MESO Pakistan Iftar drive organized in Karachi. Image Credit: MESO

Charities rising to the challenge

While food banks are struggling to keep up with rising inflation, many are rising to the challenge. Thousands of free meals are being distributed across Pakistan by individuals, volunteers and organizations. Among the major free meal providers are Saylani, Edhi, AlKhidmat, Alamgir welfare, JDC welfare, and student-led MESO Pakistan. Most of these are based in Pakistan’s largest city of Karachi.

In one of Karachi’s poorer districts, community kitchen Khana Ghar has been serving food for more than two decades. Parveen Saeed, who runs the kitchen, says the demand has never been higher.

This kitchen provides meals at a nominal cost of only three rupees per plate, and free of charge for those in need. Khana Ghar’s Iftar drive served 12,000 people in 2022 and the community kitchen plans to serve more than 22,000 this year.

Iftar dastarkhwan laid out in Karachi this Ramadan. Image Credit: Supplied

However, this food bank is also struggling due to fewer donations and high inflation. Some days, there is not enough food to feed everyone waiting in queues outside the kitchen. Saeed is worried about the future of the kitchen which relies on donations to cover food costs and the salary of staff.

Desperation and calls for price hike ease

Despite the efforts of philanthropists to feed underprivileged families, citizens are calling on the government and political leaders to address the economic crisis. Every year, Pakistan government offers a Ramadan relief package to subsidise the cost of essential food items such as flour, sugar, and lentils, but some critics doubt the effectiveness of the programme.

Unfortunately, this year’s Ramadan free food distribution has been marred by stampedes, creating chaos and killing at least 22 at food centres since last week. On Friday, at least 12 people, mostly women, died in the race to get free ration bags being distributed by a factory in Karachi’s Sindh Industrial and Trading Estate (SITE) area. The Sindh government has ordered an investigation into the incident and the police has arrested the factory manager along with six other staff members.
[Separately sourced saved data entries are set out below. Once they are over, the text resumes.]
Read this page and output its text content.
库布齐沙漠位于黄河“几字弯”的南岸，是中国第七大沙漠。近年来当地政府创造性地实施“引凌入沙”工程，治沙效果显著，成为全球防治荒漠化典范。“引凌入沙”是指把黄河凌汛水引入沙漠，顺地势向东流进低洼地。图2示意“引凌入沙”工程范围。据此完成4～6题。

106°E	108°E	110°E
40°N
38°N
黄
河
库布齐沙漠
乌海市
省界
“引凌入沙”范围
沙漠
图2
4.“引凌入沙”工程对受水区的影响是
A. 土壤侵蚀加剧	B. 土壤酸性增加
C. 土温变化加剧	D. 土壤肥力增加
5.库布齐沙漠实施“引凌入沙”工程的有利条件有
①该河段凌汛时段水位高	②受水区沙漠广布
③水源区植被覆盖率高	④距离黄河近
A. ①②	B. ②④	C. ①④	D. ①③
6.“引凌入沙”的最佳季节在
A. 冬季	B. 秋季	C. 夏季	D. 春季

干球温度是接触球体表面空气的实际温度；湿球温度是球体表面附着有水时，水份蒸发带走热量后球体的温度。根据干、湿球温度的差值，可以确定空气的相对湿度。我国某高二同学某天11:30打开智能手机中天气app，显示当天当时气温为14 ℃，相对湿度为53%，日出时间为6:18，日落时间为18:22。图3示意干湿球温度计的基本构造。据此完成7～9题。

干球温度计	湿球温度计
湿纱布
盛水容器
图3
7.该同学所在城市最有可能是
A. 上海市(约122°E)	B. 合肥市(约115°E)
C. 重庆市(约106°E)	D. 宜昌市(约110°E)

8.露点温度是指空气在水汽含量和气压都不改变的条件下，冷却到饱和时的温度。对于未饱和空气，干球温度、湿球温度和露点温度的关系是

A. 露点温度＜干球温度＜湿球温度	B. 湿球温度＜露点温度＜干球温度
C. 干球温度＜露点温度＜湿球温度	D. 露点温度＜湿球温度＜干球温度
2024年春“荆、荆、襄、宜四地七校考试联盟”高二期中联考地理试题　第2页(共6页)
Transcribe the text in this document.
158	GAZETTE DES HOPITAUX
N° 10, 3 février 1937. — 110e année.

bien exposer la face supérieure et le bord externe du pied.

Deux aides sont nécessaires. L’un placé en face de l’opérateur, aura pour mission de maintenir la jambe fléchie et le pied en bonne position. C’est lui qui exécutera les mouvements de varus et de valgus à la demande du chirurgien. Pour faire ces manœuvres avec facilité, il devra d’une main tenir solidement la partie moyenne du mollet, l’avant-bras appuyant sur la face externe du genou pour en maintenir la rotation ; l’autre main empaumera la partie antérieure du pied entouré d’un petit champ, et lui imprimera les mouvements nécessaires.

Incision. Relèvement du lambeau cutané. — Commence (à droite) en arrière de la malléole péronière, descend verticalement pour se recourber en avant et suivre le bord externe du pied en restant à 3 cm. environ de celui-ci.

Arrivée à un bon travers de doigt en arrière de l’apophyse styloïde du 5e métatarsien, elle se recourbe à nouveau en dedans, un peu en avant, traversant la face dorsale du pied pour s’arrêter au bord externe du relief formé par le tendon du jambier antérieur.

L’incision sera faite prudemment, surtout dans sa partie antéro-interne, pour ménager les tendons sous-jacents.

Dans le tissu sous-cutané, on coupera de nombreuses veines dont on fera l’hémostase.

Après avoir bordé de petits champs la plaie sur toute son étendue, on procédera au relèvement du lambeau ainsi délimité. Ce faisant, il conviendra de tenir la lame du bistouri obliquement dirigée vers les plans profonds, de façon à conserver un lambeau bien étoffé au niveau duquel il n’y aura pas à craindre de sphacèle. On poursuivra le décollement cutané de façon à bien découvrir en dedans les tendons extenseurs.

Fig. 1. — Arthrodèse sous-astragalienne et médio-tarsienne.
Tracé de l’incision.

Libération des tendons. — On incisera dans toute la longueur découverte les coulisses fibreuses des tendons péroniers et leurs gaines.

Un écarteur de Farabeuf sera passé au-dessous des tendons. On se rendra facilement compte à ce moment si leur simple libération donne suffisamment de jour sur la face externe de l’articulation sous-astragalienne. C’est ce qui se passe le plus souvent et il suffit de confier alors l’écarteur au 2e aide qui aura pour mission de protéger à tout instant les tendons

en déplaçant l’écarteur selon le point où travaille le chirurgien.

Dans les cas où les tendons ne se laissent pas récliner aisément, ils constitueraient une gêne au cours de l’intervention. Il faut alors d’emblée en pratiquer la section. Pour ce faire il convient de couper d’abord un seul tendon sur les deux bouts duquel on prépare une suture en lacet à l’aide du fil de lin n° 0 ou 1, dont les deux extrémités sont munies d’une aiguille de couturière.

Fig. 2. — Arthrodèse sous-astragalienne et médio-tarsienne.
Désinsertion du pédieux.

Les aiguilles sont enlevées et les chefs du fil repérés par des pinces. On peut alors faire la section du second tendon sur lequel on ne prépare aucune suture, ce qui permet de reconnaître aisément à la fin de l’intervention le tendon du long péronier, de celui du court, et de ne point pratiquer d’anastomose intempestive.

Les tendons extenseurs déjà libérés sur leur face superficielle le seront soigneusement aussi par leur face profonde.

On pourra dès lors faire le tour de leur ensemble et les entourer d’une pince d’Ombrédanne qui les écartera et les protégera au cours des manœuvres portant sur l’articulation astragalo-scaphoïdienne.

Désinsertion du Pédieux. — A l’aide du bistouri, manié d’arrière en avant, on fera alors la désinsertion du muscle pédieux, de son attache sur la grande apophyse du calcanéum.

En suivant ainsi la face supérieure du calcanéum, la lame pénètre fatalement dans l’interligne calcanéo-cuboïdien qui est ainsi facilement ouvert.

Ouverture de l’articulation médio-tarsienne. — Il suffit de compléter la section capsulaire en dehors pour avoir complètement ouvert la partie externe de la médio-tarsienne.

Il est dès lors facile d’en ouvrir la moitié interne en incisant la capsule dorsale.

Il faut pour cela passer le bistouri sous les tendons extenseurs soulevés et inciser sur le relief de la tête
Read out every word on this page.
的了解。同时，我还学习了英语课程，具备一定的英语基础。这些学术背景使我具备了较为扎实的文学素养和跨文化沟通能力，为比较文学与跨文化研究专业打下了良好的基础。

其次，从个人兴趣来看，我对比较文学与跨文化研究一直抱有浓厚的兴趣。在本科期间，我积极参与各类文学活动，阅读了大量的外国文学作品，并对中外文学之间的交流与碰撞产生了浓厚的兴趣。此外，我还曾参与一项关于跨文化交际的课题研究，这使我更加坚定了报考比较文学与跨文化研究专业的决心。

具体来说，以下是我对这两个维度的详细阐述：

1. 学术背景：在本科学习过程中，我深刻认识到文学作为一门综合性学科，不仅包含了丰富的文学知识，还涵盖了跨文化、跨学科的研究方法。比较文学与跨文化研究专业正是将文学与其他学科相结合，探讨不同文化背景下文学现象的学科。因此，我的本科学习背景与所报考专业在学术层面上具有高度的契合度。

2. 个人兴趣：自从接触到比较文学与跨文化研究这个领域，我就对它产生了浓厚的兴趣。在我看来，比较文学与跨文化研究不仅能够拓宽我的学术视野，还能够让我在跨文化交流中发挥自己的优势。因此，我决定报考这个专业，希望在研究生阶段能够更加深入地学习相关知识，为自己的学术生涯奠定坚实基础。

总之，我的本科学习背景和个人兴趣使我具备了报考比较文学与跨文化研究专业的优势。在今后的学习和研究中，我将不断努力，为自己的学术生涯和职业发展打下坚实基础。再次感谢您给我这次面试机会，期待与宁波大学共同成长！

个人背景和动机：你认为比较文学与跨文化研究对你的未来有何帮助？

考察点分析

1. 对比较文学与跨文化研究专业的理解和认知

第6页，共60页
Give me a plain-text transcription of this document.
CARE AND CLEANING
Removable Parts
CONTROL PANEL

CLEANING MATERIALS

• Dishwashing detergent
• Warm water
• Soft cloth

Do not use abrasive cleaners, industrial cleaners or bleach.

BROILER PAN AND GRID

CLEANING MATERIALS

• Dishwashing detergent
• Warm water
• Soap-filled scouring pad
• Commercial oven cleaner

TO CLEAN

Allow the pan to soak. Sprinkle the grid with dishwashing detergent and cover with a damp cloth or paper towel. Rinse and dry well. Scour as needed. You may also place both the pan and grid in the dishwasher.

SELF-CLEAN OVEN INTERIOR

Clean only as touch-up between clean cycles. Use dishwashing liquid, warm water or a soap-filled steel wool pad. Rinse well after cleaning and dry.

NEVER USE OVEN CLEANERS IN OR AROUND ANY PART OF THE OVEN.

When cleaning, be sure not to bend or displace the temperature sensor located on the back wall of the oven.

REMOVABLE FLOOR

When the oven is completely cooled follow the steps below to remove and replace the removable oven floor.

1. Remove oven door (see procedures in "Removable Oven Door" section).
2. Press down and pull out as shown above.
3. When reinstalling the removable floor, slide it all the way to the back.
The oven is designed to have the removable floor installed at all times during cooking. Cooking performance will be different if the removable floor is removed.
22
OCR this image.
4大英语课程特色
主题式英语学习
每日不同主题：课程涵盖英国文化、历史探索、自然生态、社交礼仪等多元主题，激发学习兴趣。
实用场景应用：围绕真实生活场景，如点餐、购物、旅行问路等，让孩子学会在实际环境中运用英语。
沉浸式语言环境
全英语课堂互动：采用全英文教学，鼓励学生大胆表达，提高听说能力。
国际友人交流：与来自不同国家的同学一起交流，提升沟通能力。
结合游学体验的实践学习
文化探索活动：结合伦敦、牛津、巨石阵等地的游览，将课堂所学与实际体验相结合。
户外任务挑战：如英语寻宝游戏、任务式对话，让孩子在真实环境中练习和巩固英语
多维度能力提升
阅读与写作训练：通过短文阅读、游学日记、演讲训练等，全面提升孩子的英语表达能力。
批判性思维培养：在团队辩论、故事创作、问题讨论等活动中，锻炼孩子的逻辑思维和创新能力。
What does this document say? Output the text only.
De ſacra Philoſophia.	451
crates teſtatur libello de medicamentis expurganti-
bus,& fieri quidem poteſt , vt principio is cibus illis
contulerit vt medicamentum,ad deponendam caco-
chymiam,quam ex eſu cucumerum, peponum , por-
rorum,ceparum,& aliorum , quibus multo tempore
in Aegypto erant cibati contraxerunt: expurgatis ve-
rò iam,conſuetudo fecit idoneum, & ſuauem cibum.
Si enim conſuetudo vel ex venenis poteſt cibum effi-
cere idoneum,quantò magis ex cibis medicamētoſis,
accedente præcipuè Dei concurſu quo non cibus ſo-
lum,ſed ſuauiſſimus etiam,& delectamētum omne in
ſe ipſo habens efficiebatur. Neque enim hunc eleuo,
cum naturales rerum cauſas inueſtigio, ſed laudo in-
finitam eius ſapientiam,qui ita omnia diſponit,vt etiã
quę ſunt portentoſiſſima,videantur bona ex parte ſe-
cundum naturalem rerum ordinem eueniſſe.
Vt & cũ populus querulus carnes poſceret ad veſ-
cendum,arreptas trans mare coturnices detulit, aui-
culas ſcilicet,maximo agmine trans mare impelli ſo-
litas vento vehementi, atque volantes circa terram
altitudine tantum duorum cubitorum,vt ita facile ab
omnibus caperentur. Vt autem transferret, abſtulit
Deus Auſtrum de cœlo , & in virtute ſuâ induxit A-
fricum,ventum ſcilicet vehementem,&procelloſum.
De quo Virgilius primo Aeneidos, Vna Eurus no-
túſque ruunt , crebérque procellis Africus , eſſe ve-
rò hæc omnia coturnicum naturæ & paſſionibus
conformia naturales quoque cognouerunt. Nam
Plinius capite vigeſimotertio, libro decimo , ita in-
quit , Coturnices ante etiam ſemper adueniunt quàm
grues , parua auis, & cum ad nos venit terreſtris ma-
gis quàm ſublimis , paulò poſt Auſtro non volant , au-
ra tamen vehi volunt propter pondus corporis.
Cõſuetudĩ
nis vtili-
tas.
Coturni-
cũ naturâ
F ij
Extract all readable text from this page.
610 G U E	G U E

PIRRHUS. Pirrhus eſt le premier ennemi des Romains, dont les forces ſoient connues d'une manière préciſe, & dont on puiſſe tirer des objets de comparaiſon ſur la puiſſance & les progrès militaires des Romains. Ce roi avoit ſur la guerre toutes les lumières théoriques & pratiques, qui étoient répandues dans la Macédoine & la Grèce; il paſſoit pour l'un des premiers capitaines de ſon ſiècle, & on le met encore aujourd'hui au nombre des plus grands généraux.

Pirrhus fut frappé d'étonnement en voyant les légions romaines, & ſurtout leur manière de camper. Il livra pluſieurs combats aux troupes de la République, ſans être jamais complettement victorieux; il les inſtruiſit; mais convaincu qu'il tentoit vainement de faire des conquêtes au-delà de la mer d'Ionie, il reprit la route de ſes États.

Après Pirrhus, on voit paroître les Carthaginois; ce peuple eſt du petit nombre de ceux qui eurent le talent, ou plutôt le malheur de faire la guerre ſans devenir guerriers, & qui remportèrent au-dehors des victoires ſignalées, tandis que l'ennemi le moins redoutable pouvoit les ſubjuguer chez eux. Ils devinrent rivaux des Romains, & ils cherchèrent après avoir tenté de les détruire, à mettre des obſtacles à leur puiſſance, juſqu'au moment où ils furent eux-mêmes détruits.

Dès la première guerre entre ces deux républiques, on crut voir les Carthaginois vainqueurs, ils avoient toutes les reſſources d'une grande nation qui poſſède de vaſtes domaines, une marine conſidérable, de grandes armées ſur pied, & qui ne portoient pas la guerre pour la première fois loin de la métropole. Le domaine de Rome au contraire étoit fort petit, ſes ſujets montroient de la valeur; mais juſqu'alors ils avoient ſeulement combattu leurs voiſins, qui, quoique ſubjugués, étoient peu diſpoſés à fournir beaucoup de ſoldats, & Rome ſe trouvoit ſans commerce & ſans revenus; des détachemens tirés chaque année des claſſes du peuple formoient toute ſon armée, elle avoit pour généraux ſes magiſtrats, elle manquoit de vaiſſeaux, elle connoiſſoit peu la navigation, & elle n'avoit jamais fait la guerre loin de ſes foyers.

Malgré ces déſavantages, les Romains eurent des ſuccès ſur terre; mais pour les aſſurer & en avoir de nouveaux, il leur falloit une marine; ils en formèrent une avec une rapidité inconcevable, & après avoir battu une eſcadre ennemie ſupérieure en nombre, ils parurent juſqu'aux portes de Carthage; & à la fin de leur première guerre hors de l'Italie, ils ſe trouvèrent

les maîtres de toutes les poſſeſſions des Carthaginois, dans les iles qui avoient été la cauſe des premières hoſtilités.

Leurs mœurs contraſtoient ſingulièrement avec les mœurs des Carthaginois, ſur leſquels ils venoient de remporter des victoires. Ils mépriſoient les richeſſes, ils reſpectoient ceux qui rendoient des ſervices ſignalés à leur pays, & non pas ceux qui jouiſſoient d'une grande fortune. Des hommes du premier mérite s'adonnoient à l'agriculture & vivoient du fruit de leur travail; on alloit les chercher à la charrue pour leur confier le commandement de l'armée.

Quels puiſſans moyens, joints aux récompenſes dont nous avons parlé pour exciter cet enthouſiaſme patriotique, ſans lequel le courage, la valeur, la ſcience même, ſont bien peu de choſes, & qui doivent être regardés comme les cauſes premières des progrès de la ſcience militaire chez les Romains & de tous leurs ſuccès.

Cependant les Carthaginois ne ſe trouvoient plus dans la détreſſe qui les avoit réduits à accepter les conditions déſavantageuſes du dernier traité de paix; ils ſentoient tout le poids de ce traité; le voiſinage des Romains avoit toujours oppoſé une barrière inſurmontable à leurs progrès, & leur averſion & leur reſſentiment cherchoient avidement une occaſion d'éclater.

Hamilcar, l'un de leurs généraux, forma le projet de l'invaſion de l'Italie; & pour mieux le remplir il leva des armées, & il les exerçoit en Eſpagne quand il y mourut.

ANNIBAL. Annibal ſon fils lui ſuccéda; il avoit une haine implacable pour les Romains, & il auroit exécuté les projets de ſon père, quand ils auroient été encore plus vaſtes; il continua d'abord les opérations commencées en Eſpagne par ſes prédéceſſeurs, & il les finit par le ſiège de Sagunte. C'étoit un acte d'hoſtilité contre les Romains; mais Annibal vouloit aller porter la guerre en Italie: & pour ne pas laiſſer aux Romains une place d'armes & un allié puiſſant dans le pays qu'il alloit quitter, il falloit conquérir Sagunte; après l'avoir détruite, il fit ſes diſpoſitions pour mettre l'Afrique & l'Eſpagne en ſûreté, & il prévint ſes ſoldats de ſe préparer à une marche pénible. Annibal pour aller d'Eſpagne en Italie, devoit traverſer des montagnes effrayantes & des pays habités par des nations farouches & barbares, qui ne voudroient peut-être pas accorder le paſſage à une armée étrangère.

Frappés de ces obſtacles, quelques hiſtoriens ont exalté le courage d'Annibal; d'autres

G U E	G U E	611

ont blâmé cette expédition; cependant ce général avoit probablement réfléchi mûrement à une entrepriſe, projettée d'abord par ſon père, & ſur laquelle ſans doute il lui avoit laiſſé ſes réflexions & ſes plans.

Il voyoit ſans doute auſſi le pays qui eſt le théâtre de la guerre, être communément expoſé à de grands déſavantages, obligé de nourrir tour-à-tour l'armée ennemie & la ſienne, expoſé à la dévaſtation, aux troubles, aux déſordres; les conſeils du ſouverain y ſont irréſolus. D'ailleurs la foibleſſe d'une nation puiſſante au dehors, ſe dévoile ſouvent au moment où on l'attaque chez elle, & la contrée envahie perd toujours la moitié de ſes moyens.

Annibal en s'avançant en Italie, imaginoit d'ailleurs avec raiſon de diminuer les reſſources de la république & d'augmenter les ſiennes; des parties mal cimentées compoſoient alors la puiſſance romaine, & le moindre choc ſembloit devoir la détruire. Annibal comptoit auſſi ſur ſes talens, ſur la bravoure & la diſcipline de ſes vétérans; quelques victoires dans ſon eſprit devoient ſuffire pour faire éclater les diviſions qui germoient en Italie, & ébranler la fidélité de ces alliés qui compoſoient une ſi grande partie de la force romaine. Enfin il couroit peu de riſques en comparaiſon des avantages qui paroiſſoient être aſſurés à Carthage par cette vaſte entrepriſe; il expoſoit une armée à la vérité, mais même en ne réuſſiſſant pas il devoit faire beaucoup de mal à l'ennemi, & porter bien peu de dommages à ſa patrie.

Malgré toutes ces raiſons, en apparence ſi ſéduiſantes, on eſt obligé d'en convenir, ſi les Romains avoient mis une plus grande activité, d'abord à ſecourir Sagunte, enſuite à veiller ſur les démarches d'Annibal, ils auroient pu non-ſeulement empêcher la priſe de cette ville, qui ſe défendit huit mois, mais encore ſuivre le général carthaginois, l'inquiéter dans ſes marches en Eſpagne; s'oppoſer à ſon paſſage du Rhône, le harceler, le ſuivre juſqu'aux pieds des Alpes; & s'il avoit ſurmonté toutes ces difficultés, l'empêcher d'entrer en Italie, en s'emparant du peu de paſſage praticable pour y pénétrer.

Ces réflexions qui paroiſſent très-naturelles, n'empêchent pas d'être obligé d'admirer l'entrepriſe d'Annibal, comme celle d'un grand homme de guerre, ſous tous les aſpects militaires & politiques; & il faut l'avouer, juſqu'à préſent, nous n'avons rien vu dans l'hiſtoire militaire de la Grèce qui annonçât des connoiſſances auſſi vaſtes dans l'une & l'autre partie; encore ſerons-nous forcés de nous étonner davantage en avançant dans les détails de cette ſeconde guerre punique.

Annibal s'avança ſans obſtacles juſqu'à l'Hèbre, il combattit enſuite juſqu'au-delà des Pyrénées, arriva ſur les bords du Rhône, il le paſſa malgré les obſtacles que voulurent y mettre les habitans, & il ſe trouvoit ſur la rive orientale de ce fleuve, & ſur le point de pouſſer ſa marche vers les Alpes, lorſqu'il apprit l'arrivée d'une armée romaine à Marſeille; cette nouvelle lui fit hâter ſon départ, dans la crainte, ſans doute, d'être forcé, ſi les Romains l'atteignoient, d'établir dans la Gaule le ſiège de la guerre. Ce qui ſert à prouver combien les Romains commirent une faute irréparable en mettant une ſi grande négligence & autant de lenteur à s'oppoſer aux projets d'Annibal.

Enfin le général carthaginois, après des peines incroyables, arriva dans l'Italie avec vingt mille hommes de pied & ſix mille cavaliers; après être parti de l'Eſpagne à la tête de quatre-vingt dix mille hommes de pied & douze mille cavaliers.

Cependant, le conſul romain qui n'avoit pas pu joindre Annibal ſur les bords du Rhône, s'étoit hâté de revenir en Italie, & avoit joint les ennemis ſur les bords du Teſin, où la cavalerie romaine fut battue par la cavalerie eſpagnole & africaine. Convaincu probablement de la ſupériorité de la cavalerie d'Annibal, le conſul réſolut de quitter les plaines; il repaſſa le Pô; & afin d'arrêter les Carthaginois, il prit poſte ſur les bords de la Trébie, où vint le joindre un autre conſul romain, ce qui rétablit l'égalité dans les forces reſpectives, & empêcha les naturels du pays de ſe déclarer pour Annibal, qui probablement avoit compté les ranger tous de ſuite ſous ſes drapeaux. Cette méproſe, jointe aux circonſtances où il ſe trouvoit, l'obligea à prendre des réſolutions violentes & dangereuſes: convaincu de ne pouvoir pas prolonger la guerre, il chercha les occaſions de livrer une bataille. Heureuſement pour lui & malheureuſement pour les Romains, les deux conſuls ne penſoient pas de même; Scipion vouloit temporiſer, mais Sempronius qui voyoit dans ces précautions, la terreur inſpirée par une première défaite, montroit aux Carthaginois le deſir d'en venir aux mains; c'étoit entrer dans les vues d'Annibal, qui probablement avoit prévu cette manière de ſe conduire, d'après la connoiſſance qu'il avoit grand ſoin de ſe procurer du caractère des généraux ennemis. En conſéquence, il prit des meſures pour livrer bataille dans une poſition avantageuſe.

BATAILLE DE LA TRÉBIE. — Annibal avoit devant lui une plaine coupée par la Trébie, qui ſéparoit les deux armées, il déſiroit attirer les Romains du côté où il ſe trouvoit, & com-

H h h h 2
The stampedes highlight the level of desperation among people in the face of high food prices. In Pakistan, issues faced by ordinary citizens are often overshadowed by the country’s political turmoil.

The current situation is a “practical example of the country’s dire economic situation”, said Fawad Chaudhry, the former information minister and leader of Imran Khan’s party Pakistan Tehreek-e-Insaf (PTI). He criticised the government’s alleged indifference towards the struggling daily wage earners.

The Human Rights Commission of Pakistan (HRCP) has also expressed deep concerns about the “mismanagement causing stampedes at wheat flour distribution centres”, and called on the government to improve the distribution system.